Exploring the Data Ingestion Layer

The data ingestion layer is responsible for consuming messages from the messaging layer and performing the required transformation to ingest them in the lambda layer such that the transformed output conforms to the expected storage or processing formats. This layer must also make sure that the messages are consumed in a consistent way, such that no message is lost and every message is processed at least once.

This layer is expected to have multiple consumers/threads for parallel consumption of messages. Every such consumer in this layer must be stateless and must have fast streaming capability. These streams must be drawn from the messaging layer and the generated output must also be streamed into the lambda layer. The data ingestion layer must ensure that the rate of message consumption is always more than or equal to the message ingestion rates, such that there is no latency to process the messages/events.

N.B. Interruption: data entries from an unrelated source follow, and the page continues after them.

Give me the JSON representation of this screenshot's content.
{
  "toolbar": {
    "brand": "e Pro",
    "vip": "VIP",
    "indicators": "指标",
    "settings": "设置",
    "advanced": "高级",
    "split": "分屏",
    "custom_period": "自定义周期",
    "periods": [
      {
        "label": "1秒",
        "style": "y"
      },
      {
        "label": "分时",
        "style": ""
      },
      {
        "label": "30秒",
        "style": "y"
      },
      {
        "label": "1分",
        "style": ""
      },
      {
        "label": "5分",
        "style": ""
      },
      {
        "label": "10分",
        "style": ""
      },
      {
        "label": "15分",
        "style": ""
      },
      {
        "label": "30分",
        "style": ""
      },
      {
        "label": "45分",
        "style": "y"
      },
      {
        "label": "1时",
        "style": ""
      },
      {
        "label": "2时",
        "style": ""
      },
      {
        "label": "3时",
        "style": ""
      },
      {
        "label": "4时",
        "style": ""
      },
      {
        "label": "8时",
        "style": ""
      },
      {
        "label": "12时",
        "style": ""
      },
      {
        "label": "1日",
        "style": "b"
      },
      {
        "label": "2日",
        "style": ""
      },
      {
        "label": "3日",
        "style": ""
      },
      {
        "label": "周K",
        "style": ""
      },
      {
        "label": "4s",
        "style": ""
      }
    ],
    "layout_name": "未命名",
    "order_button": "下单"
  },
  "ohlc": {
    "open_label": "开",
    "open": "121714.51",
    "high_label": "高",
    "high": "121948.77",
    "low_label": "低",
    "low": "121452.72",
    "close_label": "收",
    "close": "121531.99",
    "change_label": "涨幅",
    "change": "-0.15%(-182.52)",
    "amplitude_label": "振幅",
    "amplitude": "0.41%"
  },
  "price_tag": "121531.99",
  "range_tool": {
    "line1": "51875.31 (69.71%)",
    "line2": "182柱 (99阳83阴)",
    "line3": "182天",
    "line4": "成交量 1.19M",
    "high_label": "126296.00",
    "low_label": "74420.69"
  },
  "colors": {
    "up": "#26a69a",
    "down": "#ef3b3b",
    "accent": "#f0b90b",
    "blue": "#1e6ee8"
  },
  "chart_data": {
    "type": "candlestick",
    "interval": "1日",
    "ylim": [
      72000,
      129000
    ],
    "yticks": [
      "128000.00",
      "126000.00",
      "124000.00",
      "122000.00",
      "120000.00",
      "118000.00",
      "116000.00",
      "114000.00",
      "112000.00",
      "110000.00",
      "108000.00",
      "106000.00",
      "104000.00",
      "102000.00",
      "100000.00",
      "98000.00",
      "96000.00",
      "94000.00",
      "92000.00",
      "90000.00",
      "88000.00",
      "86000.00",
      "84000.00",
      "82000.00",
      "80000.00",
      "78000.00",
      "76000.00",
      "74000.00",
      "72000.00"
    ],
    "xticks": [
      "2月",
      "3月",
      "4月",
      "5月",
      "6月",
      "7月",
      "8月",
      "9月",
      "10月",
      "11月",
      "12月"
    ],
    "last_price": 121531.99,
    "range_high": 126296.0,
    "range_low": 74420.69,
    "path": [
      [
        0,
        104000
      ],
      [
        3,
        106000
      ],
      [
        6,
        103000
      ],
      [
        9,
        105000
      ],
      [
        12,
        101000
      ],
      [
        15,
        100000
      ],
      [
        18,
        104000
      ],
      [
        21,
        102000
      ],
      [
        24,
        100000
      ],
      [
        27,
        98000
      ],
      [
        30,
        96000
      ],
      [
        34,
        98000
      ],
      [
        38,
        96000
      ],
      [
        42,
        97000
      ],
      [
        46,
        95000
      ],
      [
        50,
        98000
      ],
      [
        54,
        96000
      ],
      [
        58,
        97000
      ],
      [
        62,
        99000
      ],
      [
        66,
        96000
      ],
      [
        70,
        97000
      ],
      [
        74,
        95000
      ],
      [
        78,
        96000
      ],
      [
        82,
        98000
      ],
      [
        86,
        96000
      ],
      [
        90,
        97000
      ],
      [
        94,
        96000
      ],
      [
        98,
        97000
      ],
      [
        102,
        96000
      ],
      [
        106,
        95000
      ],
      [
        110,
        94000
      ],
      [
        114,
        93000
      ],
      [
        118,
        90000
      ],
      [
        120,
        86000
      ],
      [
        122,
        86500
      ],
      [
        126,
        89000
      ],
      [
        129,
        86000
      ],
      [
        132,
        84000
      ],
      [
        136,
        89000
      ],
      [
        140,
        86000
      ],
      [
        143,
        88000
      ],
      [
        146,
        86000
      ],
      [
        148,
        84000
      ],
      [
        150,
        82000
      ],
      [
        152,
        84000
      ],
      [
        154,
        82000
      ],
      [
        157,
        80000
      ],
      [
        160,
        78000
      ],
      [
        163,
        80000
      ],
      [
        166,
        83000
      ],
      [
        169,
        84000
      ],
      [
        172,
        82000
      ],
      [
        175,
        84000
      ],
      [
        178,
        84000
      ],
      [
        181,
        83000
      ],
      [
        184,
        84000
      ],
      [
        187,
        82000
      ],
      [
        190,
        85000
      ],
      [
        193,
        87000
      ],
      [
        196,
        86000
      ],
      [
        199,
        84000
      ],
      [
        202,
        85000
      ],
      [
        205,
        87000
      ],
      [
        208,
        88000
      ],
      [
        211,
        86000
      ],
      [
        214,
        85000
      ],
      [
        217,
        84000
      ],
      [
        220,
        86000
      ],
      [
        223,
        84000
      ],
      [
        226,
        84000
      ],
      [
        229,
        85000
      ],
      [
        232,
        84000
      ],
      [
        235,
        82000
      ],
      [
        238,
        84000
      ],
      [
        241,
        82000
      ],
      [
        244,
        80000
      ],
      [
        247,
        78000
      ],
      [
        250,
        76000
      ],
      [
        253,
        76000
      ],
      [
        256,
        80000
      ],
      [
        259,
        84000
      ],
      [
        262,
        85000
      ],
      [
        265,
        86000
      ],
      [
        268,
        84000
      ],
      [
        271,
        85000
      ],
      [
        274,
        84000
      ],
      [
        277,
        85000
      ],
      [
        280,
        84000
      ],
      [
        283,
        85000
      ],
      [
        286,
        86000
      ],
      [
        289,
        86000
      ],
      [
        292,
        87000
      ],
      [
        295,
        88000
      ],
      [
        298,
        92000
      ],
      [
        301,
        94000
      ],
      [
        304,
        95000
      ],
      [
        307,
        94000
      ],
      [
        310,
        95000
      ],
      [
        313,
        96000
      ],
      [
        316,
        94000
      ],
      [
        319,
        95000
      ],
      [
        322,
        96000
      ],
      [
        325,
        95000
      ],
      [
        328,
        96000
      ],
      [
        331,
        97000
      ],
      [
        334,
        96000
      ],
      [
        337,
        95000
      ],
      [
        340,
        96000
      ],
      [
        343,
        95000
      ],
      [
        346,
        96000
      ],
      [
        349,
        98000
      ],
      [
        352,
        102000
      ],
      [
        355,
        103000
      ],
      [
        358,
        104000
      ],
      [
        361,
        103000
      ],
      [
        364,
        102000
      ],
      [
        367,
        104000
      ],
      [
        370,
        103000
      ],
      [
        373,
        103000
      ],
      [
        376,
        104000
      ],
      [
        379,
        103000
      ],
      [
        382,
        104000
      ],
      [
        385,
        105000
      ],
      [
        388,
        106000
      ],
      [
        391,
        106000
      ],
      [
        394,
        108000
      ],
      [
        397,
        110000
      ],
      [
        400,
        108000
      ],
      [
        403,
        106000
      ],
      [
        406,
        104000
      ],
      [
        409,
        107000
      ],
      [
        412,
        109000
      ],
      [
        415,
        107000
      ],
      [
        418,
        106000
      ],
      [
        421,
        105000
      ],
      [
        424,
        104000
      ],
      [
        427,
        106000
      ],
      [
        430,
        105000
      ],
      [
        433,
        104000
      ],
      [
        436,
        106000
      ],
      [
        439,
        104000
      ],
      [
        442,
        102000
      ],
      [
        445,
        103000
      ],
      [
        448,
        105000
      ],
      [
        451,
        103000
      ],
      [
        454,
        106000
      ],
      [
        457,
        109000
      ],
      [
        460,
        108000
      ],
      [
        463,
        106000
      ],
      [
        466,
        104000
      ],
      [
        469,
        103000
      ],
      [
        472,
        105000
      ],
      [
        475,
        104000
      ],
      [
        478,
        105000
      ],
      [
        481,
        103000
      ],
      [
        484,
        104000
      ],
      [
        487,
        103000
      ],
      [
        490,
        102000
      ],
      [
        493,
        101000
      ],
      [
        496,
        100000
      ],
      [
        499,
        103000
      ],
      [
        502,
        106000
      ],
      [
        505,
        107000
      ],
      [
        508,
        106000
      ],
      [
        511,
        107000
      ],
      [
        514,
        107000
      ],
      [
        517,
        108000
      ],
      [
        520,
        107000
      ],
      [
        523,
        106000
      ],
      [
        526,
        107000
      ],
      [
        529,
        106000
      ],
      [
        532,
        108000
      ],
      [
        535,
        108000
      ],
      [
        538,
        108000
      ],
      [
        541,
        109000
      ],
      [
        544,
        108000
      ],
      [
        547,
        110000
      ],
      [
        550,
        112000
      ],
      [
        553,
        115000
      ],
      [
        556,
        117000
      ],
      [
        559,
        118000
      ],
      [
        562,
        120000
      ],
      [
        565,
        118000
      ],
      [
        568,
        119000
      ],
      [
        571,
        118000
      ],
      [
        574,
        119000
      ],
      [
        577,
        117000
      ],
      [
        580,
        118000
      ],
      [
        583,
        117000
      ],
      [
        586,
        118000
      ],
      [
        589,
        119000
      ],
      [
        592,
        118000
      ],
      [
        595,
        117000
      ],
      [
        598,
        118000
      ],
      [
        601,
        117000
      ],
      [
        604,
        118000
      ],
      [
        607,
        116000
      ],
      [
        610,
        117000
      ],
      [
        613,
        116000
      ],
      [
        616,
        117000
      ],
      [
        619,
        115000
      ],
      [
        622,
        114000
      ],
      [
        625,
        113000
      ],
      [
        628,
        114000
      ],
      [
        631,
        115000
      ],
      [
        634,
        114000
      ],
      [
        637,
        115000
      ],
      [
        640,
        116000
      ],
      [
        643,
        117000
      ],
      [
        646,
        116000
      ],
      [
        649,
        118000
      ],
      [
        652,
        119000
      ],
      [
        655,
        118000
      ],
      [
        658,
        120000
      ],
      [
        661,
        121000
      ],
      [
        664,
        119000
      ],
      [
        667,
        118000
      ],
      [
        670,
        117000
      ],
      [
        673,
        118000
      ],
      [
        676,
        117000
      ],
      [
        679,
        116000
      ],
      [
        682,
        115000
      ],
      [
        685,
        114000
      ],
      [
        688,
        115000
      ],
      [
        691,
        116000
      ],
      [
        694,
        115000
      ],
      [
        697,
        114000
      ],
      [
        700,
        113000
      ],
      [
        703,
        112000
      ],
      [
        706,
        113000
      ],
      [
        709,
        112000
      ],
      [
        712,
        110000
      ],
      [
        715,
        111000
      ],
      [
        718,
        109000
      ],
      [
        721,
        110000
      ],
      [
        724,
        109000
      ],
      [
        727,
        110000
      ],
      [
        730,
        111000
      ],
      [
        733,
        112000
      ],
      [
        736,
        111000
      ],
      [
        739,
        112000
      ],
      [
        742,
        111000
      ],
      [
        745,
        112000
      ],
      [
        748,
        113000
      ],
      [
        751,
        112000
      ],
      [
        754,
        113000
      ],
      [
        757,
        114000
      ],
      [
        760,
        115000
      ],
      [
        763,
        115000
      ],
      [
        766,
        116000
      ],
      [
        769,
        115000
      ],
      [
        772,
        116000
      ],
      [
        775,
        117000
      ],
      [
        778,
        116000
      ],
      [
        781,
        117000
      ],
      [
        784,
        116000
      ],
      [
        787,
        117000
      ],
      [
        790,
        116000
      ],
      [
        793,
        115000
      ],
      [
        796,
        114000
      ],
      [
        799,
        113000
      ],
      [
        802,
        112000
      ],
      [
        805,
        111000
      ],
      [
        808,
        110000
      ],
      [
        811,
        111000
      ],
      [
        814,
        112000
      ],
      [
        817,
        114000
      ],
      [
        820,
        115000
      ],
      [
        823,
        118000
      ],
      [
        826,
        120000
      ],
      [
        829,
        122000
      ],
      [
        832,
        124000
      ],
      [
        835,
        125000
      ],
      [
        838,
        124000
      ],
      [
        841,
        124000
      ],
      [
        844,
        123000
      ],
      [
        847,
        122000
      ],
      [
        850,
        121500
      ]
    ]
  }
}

A lower processing rate or latency in this layer will result in a pile-up of messages in the messaging layer and hence would compromise the near-real-time processing capability of the messages/events. This layer should also support a fast consumption approach for recovery from such pile-ups if required.

Hence there is an implicit need that this layer is always in near real time with minimum latency such that there are no messages are piled up in the messaging layer. In order to be near real time, this layer must have capability to continuously consume the messages/events and have enough resiliency for fail-over.

The message consumers here play a vital role of delivering the messages to the lambda layer for further processing. Hence the internal components of message consumers is similar to the data acquisition layer with the differentiation that the message consumers are aware of the message format from the messaging layer (source) and the format in which the messages need to be delivered to the lambda layer (destination). The message consumption may be done in micro-batches to achieve the required resource optimization and achieve better system efficiency.

Figure 07: Message consumers

The message consumers, however, may need to push the output stream for both batch as well as speed layer processing in the lambda layer.